TECNOLOGIA

Deepfake: quando Elon Musk partecipa al tuo meeting su Zoom

L’aspetto duale nell’uso di certi strumenti per la sicurezza aziendale

Avevamo già iniziato a parlare di alcune delle potenzialità dell’intelligenza artificiale, in questo articolo dedicato ai profili fake. Se ve lo siete perso vale la pena di andarlo a leggere per avere una piccola base introduttiva su quanto apprenderete in queste righe.

Lo scorso aprile, gli appassionati del settore non si saranno persi una notizia che ha rimbalzato molto in rete, ovvero un finto Elon Musk è piombato su un meeting di Zoom usando Deepfakes. Delle criticità della famosa piattaforma per videoconferenze e lezioni online si è già discusso molto anche qui su Infosec.

In questa vicenda però si è andati oltre al mero bug di una piattaforma, la quale è stata usata solo da veicolo per compiere uno scherzo, rilevatosi però molto interessante se lo vogliamo analizzare dal punto di vista della sicurezza. Andiamo per ordine: un programmatore conosciuto per Ali Aliev, ha sviluppato un metodo per creare deepfakes in tempo reale e per testare il proprio progetto, ha finto di essere il celebre miliardario Elon Musk capitando per caso nella riunione sbagliata. Qui potete vedere il video:

Come avrete osservato nel filmato, il finto Elon Musk è molto convincente, basta solo vedere le reazioni avute dagli altri due interlocutori. Nel formato Zoom oltretutto, la risoluzione discreta e il problema del calo di frequenza dei fotogrammi, agevolano la similarità con il personaggio e la situazione reale.
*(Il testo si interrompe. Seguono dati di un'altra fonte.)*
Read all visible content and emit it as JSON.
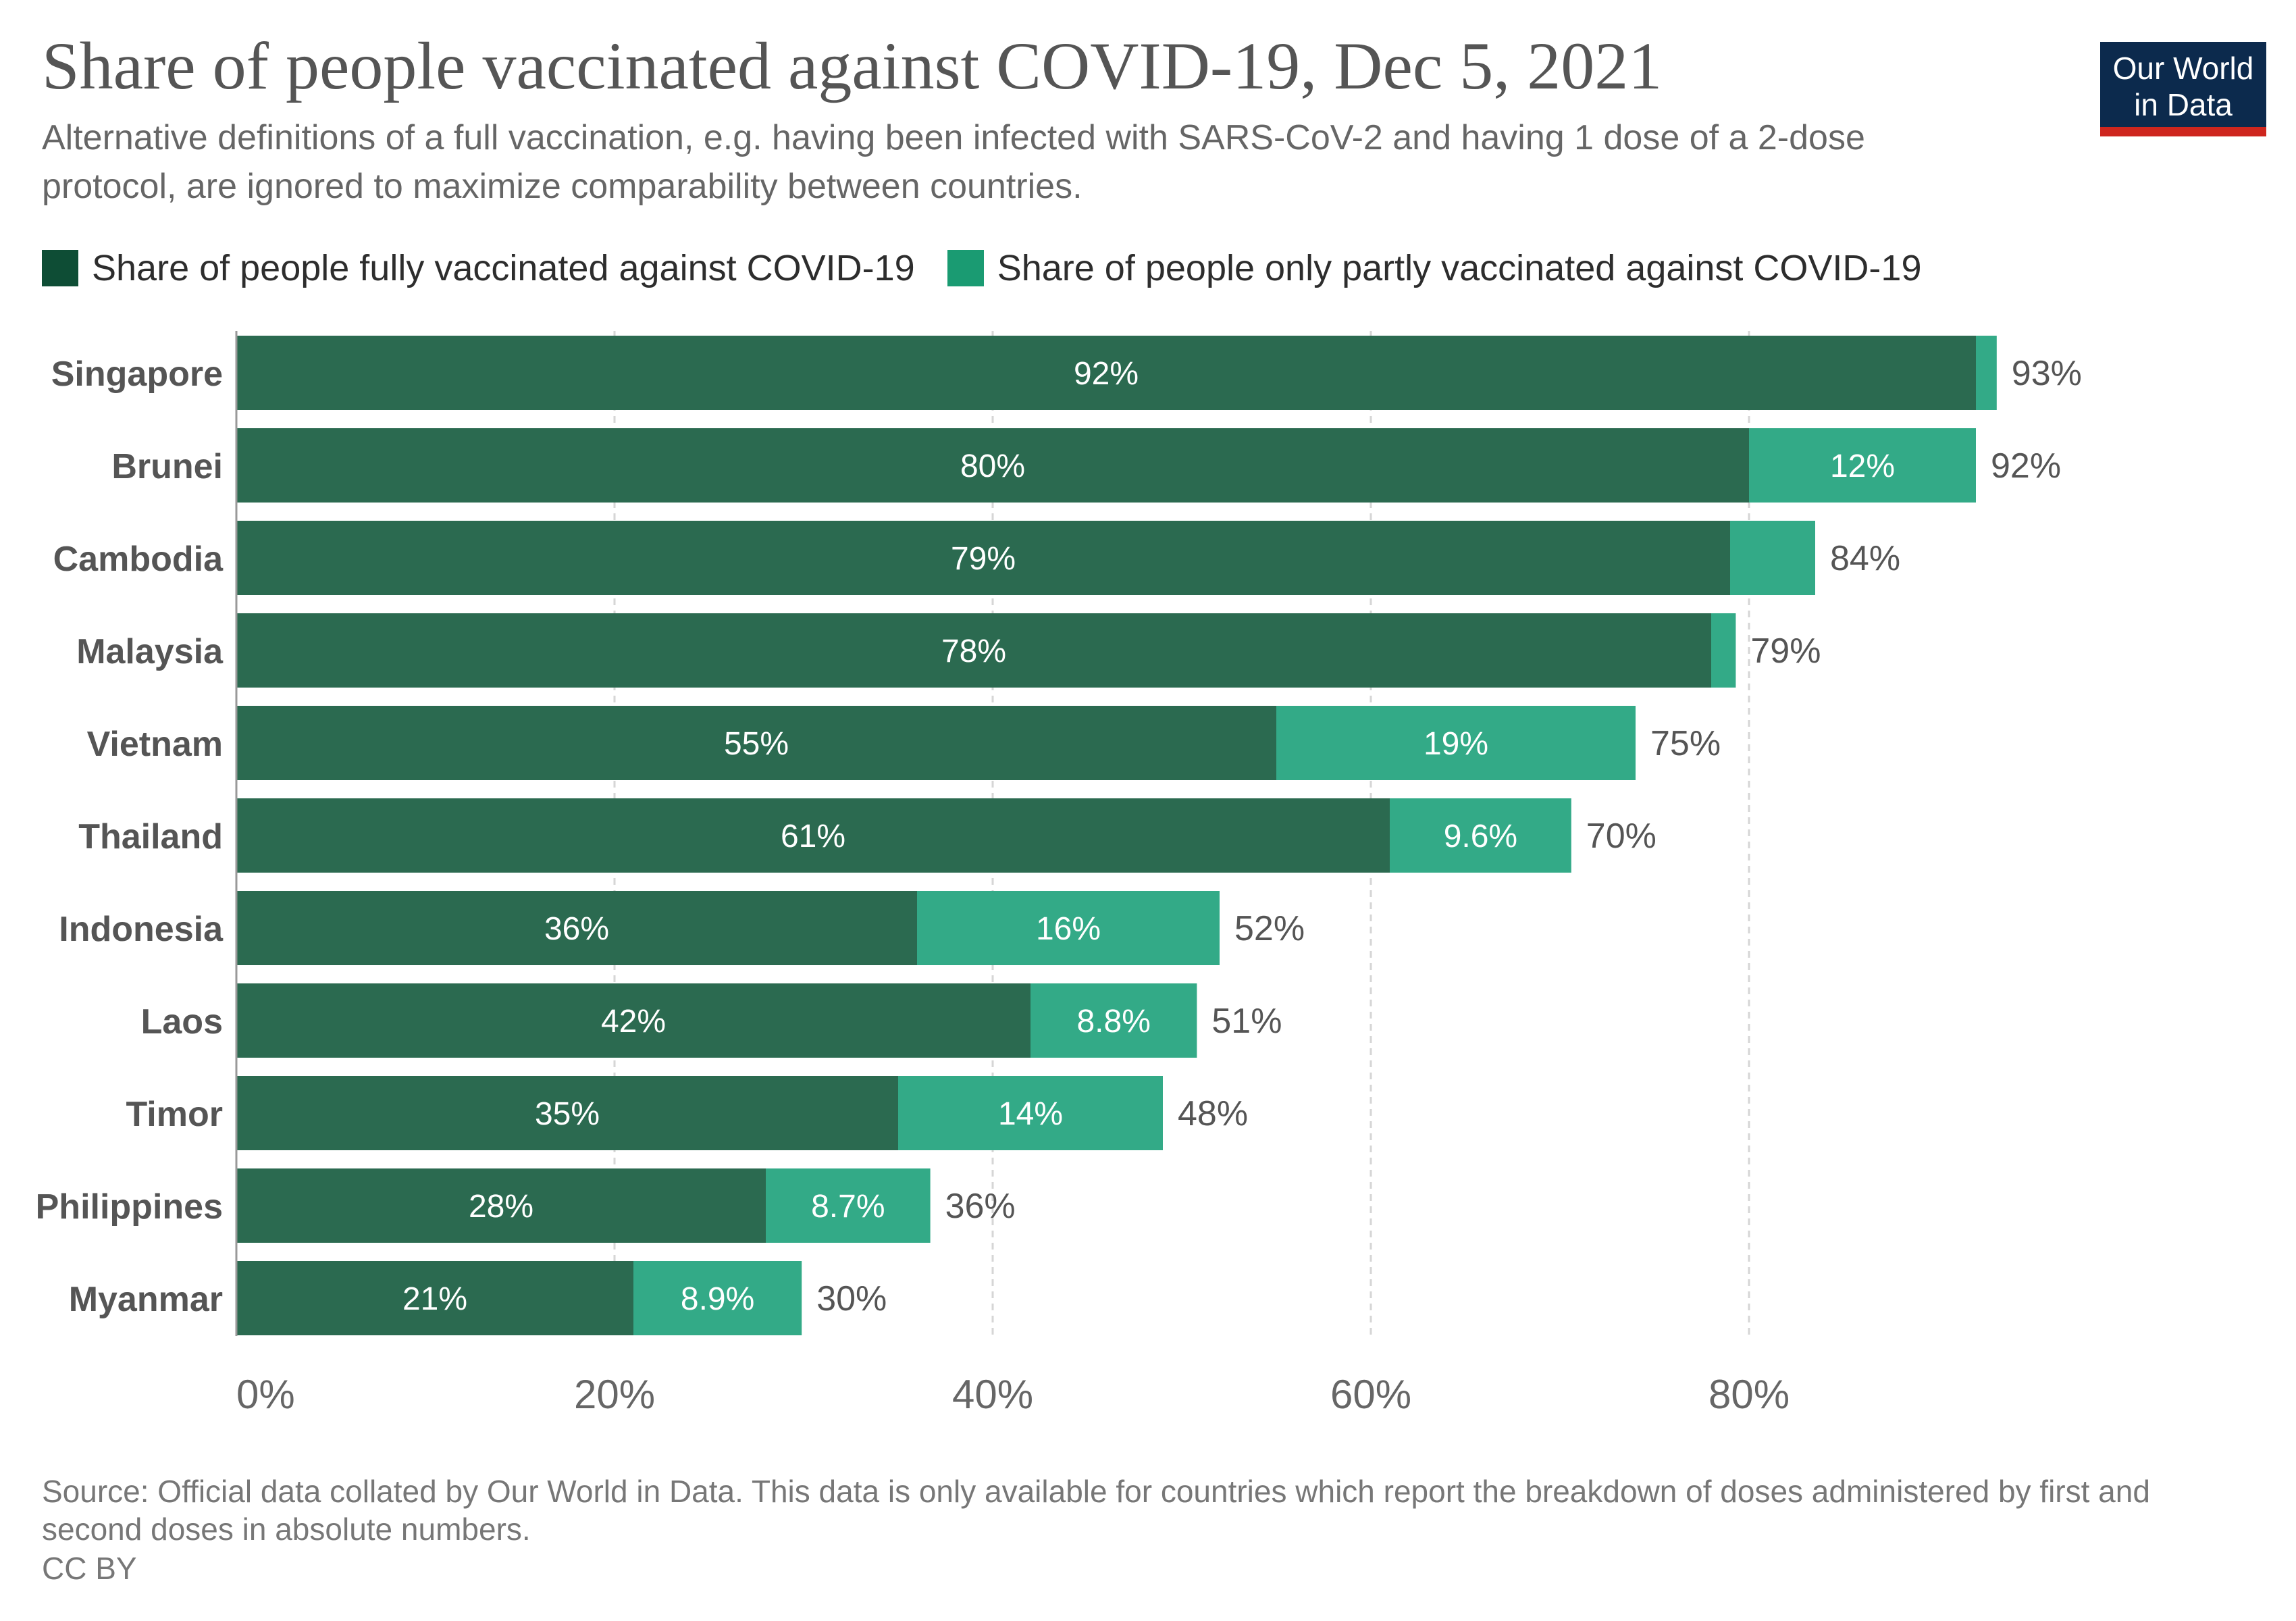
{
  "header": {
    "title": "Share of people vaccinated against COVID-19, Dec 5, 2021",
    "subtitle": "Alternative definitions of a full vaccination, e.g. having been infected with SARS-CoV-2 and having 1 dose of a 2-dose protocol, are ignored to maximize comparability between countries."
  },
  "logo": {
    "line1": "Our World",
    "line2": "in Data"
  },
  "legend": {
    "full": "Share of people fully vaccinated against COVID-19",
    "partial": "Share of people only partly vaccinated against COVID-19"
  },
  "colors": {
    "full": "#2b6a50",
    "partial": "#33aa87",
    "legend_full": "#0e4d35",
    "legend_partial": "#1a9b72",
    "logo_bg": "#0c2a4d",
    "logo_accent": "#ce261e"
  },
  "chart_data": {
    "type": "bar",
    "orientation": "horizontal",
    "stacked": true,
    "categories": [
      "Singapore",
      "Brunei",
      "Cambodia",
      "Malaysia",
      "Vietnam",
      "Thailand",
      "Indonesia",
      "Laos",
      "Timor",
      "Philippines",
      "Myanmar"
    ],
    "series": [
      {
        "name": "Share of people fully vaccinated against COVID-19",
        "values": [
          92,
          80,
          79,
          78,
          55,
          61,
          36,
          42,
          35,
          28,
          21
        ],
        "labels": [
          "92%",
          "80%",
          "79%",
          "78%",
          "55%",
          "61%",
          "36%",
          "42%",
          "35%",
          "28%",
          "21%"
        ]
      },
      {
        "name": "Share of people only partly vaccinated against COVID-19",
        "values": [
          1.1,
          12,
          4.5,
          1.3,
          19,
          9.6,
          16,
          8.8,
          14,
          8.7,
          8.9
        ],
        "labels": [
          "",
          "12%",
          "",
          "",
          "19%",
          "9.6%",
          "16%",
          "8.8%",
          "14%",
          "8.7%",
          "8.9%"
        ]
      }
    ],
    "totals": [
      "93%",
      "92%",
      "84%",
      "79%",
      "75%",
      "70%",
      "52%",
      "51%",
      "48%",
      "36%",
      "30%"
    ],
    "xlim": [
      0,
      100
    ],
    "xticks": [
      0,
      20,
      40,
      60,
      80
    ],
    "xtick_labels": [
      "0%",
      "20%",
      "40%",
      "60%",
      "80%"
    ],
    "grid": true,
    "legend": "top-left"
  },
  "footer": {
    "source": "Source: Official data collated by Our World in Data. This data is only available for countries which report the breakdown of doses administered by first and second doses in absolute numbers.",
    "license": "CC BY"
  }
}
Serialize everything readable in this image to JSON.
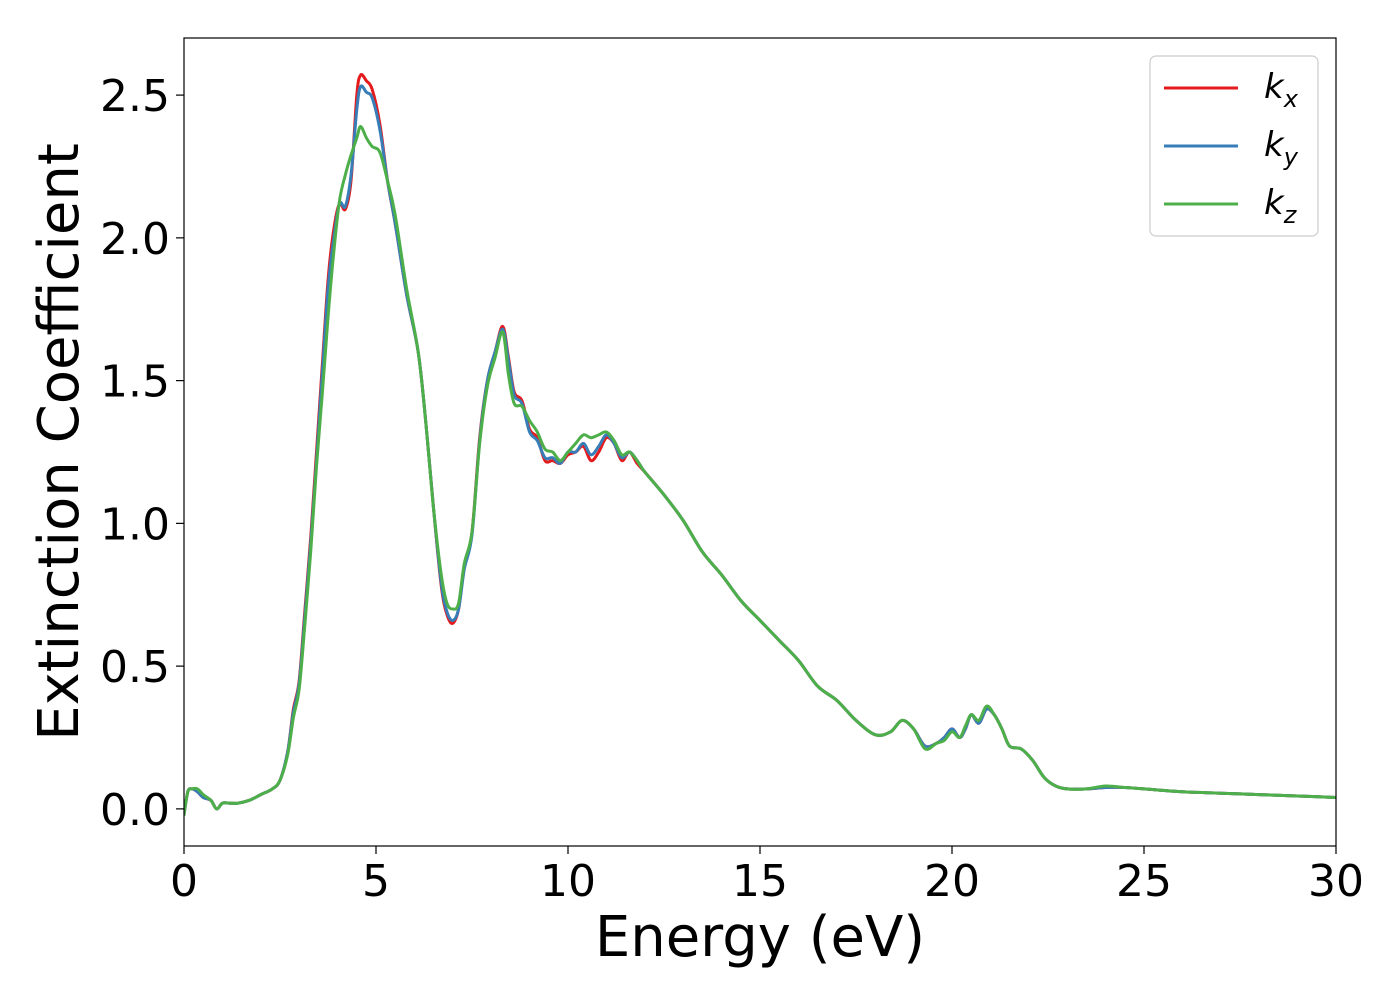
{
  "chart_data": {
    "type": "line",
    "title": "",
    "xlabel": "Energy (eV)",
    "ylabel": "Extinction Coefficient",
    "xlim": [
      0,
      30
    ],
    "ylim": [
      -0.13,
      2.7
    ],
    "xticks": [
      0,
      5,
      10,
      15,
      20,
      25,
      30
    ],
    "xtick_labels": [
      "0",
      "5",
      "10",
      "15",
      "20",
      "25",
      "30"
    ],
    "yticks": [
      0.0,
      0.5,
      1.0,
      1.5,
      2.0,
      2.5
    ],
    "ytick_labels": [
      "0.0",
      "0.5",
      "1.0",
      "1.5",
      "2.0",
      "2.5"
    ],
    "grid": false,
    "legend_position": "top-right",
    "series": [
      {
        "name": "k",
        "subscript": "x",
        "color": "#e41a1c",
        "x": [
          0,
          0.1,
          0.2,
          0.35,
          0.5,
          0.7,
          0.85,
          1.0,
          1.2,
          1.4,
          1.7,
          2.0,
          2.3,
          2.5,
          2.7,
          2.85,
          3.0,
          3.15,
          3.3,
          3.45,
          3.6,
          3.75,
          3.9,
          4.05,
          4.2,
          4.35,
          4.5,
          4.6,
          4.75,
          4.9,
          5.1,
          5.3,
          5.5,
          5.8,
          6.1,
          6.3,
          6.5,
          6.7,
          6.85,
          7.0,
          7.15,
          7.3,
          7.5,
          7.7,
          7.9,
          8.1,
          8.3,
          8.45,
          8.6,
          8.8,
          9.0,
          9.2,
          9.4,
          9.6,
          9.8,
          10.0,
          10.2,
          10.4,
          10.6,
          10.8,
          11.0,
          11.2,
          11.4,
          11.6,
          11.8,
          12.0,
          12.5,
          13.0,
          13.5,
          14.0,
          14.5,
          15.0,
          15.5,
          16.0,
          16.5,
          17.0,
          17.5,
          18.0,
          18.4,
          18.7,
          19.0,
          19.3,
          19.6,
          19.8,
          20.0,
          20.2,
          20.35,
          20.5,
          20.7,
          20.9,
          21.1,
          21.3,
          21.5,
          21.8,
          22.1,
          22.4,
          22.7,
          23.0,
          23.5,
          24.0,
          24.5,
          25.0,
          26.0,
          27.0,
          28.0,
          29.0,
          30.0
        ],
        "y": [
          -0.02,
          0.06,
          0.07,
          0.06,
          0.04,
          0.03,
          0.0,
          0.02,
          0.02,
          0.02,
          0.03,
          0.05,
          0.07,
          0.1,
          0.2,
          0.35,
          0.45,
          0.7,
          0.95,
          1.25,
          1.55,
          1.85,
          2.03,
          2.12,
          2.1,
          2.2,
          2.5,
          2.57,
          2.55,
          2.52,
          2.4,
          2.2,
          2.05,
          1.8,
          1.6,
          1.35,
          1.05,
          0.78,
          0.68,
          0.65,
          0.7,
          0.85,
          0.97,
          1.3,
          1.5,
          1.6,
          1.69,
          1.58,
          1.46,
          1.43,
          1.33,
          1.3,
          1.22,
          1.22,
          1.21,
          1.24,
          1.25,
          1.27,
          1.22,
          1.25,
          1.3,
          1.28,
          1.22,
          1.25,
          1.21,
          1.18,
          1.1,
          1.01,
          0.9,
          0.82,
          0.73,
          0.66,
          0.59,
          0.52,
          0.43,
          0.38,
          0.31,
          0.26,
          0.27,
          0.31,
          0.28,
          0.22,
          0.23,
          0.25,
          0.28,
          0.25,
          0.28,
          0.33,
          0.3,
          0.35,
          0.33,
          0.28,
          0.22,
          0.21,
          0.17,
          0.11,
          0.08,
          0.07,
          0.07,
          0.075,
          0.075,
          0.07,
          0.06,
          0.055,
          0.05,
          0.045,
          0.04
        ]
      },
      {
        "name": "k",
        "subscript": "y",
        "color": "#377eb8",
        "x": [
          0,
          0.1,
          0.2,
          0.35,
          0.5,
          0.7,
          0.85,
          1.0,
          1.2,
          1.4,
          1.7,
          2.0,
          2.3,
          2.5,
          2.7,
          2.85,
          3.0,
          3.15,
          3.3,
          3.45,
          3.6,
          3.75,
          3.9,
          4.05,
          4.2,
          4.35,
          4.5,
          4.6,
          4.75,
          4.9,
          5.1,
          5.3,
          5.5,
          5.8,
          6.1,
          6.3,
          6.5,
          6.7,
          6.85,
          7.0,
          7.15,
          7.3,
          7.5,
          7.7,
          7.9,
          8.1,
          8.3,
          8.45,
          8.6,
          8.8,
          9.0,
          9.2,
          9.4,
          9.6,
          9.8,
          10.0,
          10.2,
          10.4,
          10.6,
          10.8,
          11.0,
          11.2,
          11.4,
          11.6,
          11.8,
          12.0,
          12.5,
          13.0,
          13.5,
          14.0,
          14.5,
          15.0,
          15.5,
          16.0,
          16.5,
          17.0,
          17.5,
          18.0,
          18.4,
          18.7,
          19.0,
          19.3,
          19.6,
          19.8,
          20.0,
          20.2,
          20.35,
          20.5,
          20.7,
          20.9,
          21.1,
          21.3,
          21.5,
          21.8,
          22.1,
          22.4,
          22.7,
          23.0,
          23.5,
          24.0,
          24.5,
          25.0,
          26.0,
          27.0,
          28.0,
          29.0,
          30.0
        ],
        "y": [
          -0.02,
          0.06,
          0.07,
          0.06,
          0.04,
          0.03,
          0.0,
          0.02,
          0.02,
          0.02,
          0.03,
          0.05,
          0.07,
          0.1,
          0.2,
          0.34,
          0.44,
          0.68,
          0.93,
          1.22,
          1.52,
          1.82,
          2.0,
          2.12,
          2.11,
          2.22,
          2.45,
          2.53,
          2.51,
          2.49,
          2.38,
          2.2,
          2.05,
          1.8,
          1.6,
          1.35,
          1.05,
          0.79,
          0.69,
          0.66,
          0.7,
          0.84,
          0.96,
          1.29,
          1.5,
          1.6,
          1.68,
          1.57,
          1.45,
          1.42,
          1.32,
          1.29,
          1.23,
          1.23,
          1.21,
          1.25,
          1.25,
          1.28,
          1.24,
          1.27,
          1.31,
          1.28,
          1.23,
          1.25,
          1.22,
          1.18,
          1.1,
          1.01,
          0.9,
          0.82,
          0.73,
          0.66,
          0.59,
          0.52,
          0.43,
          0.38,
          0.31,
          0.26,
          0.27,
          0.31,
          0.28,
          0.22,
          0.23,
          0.25,
          0.28,
          0.25,
          0.28,
          0.33,
          0.3,
          0.35,
          0.33,
          0.28,
          0.22,
          0.21,
          0.17,
          0.11,
          0.08,
          0.07,
          0.07,
          0.075,
          0.075,
          0.07,
          0.06,
          0.055,
          0.05,
          0.045,
          0.04
        ]
      },
      {
        "name": "k",
        "subscript": "z",
        "color": "#4daf4a",
        "x": [
          0,
          0.1,
          0.2,
          0.35,
          0.5,
          0.7,
          0.85,
          1.0,
          1.2,
          1.4,
          1.7,
          2.0,
          2.3,
          2.5,
          2.7,
          2.85,
          3.0,
          3.15,
          3.3,
          3.45,
          3.6,
          3.75,
          3.9,
          4.05,
          4.2,
          4.35,
          4.5,
          4.6,
          4.75,
          4.9,
          5.1,
          5.3,
          5.5,
          5.8,
          6.1,
          6.3,
          6.5,
          6.7,
          6.85,
          7.0,
          7.15,
          7.3,
          7.5,
          7.7,
          7.9,
          8.1,
          8.3,
          8.45,
          8.6,
          8.8,
          9.0,
          9.2,
          9.4,
          9.6,
          9.8,
          10.0,
          10.2,
          10.4,
          10.6,
          10.8,
          11.0,
          11.2,
          11.4,
          11.6,
          11.8,
          12.0,
          12.5,
          13.0,
          13.5,
          14.0,
          14.5,
          15.0,
          15.5,
          16.0,
          16.5,
          17.0,
          17.5,
          18.0,
          18.4,
          18.7,
          19.0,
          19.3,
          19.6,
          19.8,
          20.0,
          20.2,
          20.35,
          20.5,
          20.7,
          20.9,
          21.1,
          21.3,
          21.5,
          21.8,
          22.1,
          22.4,
          22.7,
          23.0,
          23.5,
          24.0,
          24.5,
          25.0,
          26.0,
          27.0,
          28.0,
          29.0,
          30.0
        ],
        "y": [
          -0.02,
          0.06,
          0.07,
          0.07,
          0.05,
          0.03,
          0.0,
          0.02,
          0.02,
          0.02,
          0.03,
          0.05,
          0.07,
          0.1,
          0.19,
          0.32,
          0.42,
          0.65,
          0.9,
          1.2,
          1.45,
          1.72,
          1.95,
          2.13,
          2.22,
          2.29,
          2.35,
          2.39,
          2.35,
          2.32,
          2.3,
          2.2,
          2.08,
          1.82,
          1.6,
          1.35,
          1.05,
          0.82,
          0.72,
          0.7,
          0.72,
          0.86,
          0.97,
          1.28,
          1.48,
          1.58,
          1.67,
          1.52,
          1.42,
          1.41,
          1.36,
          1.32,
          1.26,
          1.25,
          1.22,
          1.25,
          1.28,
          1.31,
          1.3,
          1.31,
          1.32,
          1.29,
          1.24,
          1.25,
          1.22,
          1.18,
          1.1,
          1.01,
          0.9,
          0.82,
          0.73,
          0.66,
          0.59,
          0.52,
          0.43,
          0.38,
          0.31,
          0.26,
          0.27,
          0.31,
          0.28,
          0.21,
          0.23,
          0.24,
          0.27,
          0.25,
          0.29,
          0.33,
          0.31,
          0.36,
          0.33,
          0.28,
          0.22,
          0.21,
          0.17,
          0.11,
          0.08,
          0.07,
          0.07,
          0.08,
          0.075,
          0.07,
          0.06,
          0.055,
          0.05,
          0.045,
          0.04
        ]
      }
    ]
  }
}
La tecnologia utilizzata si chiama Avatarify ed è stata sviluppata da Aliev utilizzando un codice AI open source chiamato “The First Order Motion Model For Image Animation”, sviluppato dai ricercatori dell’Università degli Studi di Trento. Avatarify in pratica sovrappone il viso di un’altra persona in tempo reale durante una video ripresa. La maggior parte dei Deepfakes richiede di pre-registrare segmenti, ma Avatarify è abbastanza robusto da funzionare durante lo streaming. Tuttavia, richiede un PC piuttosto performante (Aliev consiglia un PC da gaming di prim’ordine in questo articolo di Vice: https://www.vice.com/en_in/article/g5xagy/this-open-source-program-deepfakes-you-during-zoom-meetings-in-real-time) e almeno una conoscenza base di programmazione e AI.

I modelli attualmente elencati per il software includono personaggi come Albert Einstein, Eminem, Steve Jobs, La Monnalisa, Barack Obama, Ronaldo e Daniel Radcliffe, meglio conosciuto nel ruolo di Harry Potter.

Tuttavia, se si ha tempo, ambizione e hardware disponibili, si può “addestrare” Avatarify a lavorare con quasi tutti i volti, a patto che si abbiano abbastanza immagini per far funzionare l’IA. L’”addestramento” in realtà consiste semplicemente nel mettere le immagini del personaggio nella relativa cartella ed avviare l’applicazione.

Per chi volesse approfondire l’aspetto più tecnico di Avatarify può toccarlo con mano su GitHub.

L’abitudine ad utilizzare gli strumenti di videoconferenza, diffusasi in questi ultimi mesi grazie alle restrizioni imposte dall’emergenza Coronavirus, amplifica l’effetto delle criticità che possono verificarsi nell’applicare strumenti del genere a scopi diversi da quelli accademici. L’importanza dunque di verificare che dall’altra parte l’interlocutore sia effettivamente chi dice di essere, rimane vitale e di certo apre scenari che rimandano a tanti bei film di spionaggio. Per rimanere con i piedi per terra, pensate alle conseguenze di una videochiamata ricevuta da una segretaria, durante la quale il proprio capo la invita a compiere una qualche operazione finanziaria per conto dell’azienda. Tale circostanza si è similmente realizzata alcuni mesi fa nel Regno Unito, con l’ausilio di un più banale sintetizzatore vocale mediante una normale telefonata… quindi mantenere alta la guardia, continuando a studiare ed approfondire certi aspetti dell’uso duale di questi strumenti è fondamentale per continuare ad operare in sicurezza.